Paula Pinho dodała, że w swojej decyzji TSUE stwierdził, iż KE powinna była podać bardziej precyzyjnie, że nie posiada dokumentów, a więc – jej zdaniem – Komisja musi teraz lepiej uzasadnić, że nie ma dokumentów, o które ktoś prosi. Rzeczniczka była też pytana, czy uważa, że SMS-y między przewodniczącą KE a szefem dużej firmy farmaceutycznej dotyczące negocjacji szczepionek na znaczną kwotę pieniędzy nie są istotne. Pinho odparła, że KE uznała, iż jej pracownicy nie będą używać wiadomości tekstowych na telefonach komórkowych do przekazywania ważnych informacji. Powiedziała też, że umowy na dostawy szczepionek przeciwko Covid-19 były zawierane przy zachowaniu pełnej przejrzystości, z udziałem przedstawicieli państw członkowskich UE. Dodała również, że KE przeanalizuje orzeczenie TSUE.

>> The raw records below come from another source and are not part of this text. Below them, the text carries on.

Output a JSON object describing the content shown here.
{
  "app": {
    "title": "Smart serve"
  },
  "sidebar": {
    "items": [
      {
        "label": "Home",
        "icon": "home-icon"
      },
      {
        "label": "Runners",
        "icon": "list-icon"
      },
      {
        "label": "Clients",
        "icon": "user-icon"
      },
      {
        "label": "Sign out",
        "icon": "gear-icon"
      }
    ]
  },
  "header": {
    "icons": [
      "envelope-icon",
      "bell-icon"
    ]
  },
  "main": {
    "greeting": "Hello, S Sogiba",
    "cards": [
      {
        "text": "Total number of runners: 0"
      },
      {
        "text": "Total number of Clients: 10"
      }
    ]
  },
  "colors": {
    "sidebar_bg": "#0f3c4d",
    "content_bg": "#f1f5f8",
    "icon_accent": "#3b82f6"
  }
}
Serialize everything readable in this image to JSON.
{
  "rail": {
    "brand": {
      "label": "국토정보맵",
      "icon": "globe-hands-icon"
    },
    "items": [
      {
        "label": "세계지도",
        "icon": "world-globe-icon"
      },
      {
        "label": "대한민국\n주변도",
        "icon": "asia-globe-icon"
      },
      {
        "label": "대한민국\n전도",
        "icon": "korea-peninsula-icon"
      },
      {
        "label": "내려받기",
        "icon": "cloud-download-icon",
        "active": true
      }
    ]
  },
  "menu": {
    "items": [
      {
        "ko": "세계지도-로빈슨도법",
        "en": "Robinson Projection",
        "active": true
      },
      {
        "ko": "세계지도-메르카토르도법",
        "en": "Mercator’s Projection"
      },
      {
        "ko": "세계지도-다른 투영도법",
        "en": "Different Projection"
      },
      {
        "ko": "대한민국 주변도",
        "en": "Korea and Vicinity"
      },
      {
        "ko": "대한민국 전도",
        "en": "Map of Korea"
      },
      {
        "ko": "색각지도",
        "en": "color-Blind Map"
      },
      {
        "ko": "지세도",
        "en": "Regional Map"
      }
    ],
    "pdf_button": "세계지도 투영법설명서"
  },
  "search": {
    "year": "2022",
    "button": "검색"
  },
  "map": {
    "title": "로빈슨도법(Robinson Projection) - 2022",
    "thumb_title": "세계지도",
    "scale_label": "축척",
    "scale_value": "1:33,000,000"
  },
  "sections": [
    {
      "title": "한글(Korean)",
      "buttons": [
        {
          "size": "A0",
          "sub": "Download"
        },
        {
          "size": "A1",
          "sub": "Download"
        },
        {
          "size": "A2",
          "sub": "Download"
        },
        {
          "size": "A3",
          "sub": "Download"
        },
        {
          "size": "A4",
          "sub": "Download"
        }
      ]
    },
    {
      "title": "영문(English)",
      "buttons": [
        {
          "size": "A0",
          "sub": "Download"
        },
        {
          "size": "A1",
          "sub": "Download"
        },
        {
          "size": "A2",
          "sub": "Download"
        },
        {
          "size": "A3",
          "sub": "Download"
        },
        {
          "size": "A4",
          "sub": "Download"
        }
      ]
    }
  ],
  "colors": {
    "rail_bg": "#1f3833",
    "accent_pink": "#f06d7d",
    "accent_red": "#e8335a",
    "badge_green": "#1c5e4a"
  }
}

Stevi i “NYT” domagali się od KE udzielenia dostępu do wiadomości tekstowych na mocy rozporządzenia w sprawie dostępu do dokumentów. Odmawiając dostępu do SMS-ów, KE twierdziła, że one nie istnieją. W ocenie Sądu UE dziennikarka i zatrudniająca ją gazeta przedstawiły jednak istotne, spójne poszlaki wskazujące na istnienie tych wiadomości. Sąd UE zauważył, że w takiej sytuacji KE nie może poprzestać na stwierdzeniu, że ich nie posiada. “KE nie wyjaśniła w wystarczającym stopniu, czy żądane wiadomości tekstowe zostały usunięte i czy w takim przypadku usunięcie miało miejsce dobrowolnie czy automatycznie lub czy telefon komórkowy przewodniczącej został tymczasem wymieniony” – podkreślili sędziowie z Luksemburga. Według nich KE “nie wyjaśniła w wiarygodny sposób”, dlaczego doszła do wniosku, że SMS-y von der Leyen nie zawierają istotnych szczegółów i w związku z tym nie powinny być przechowywane.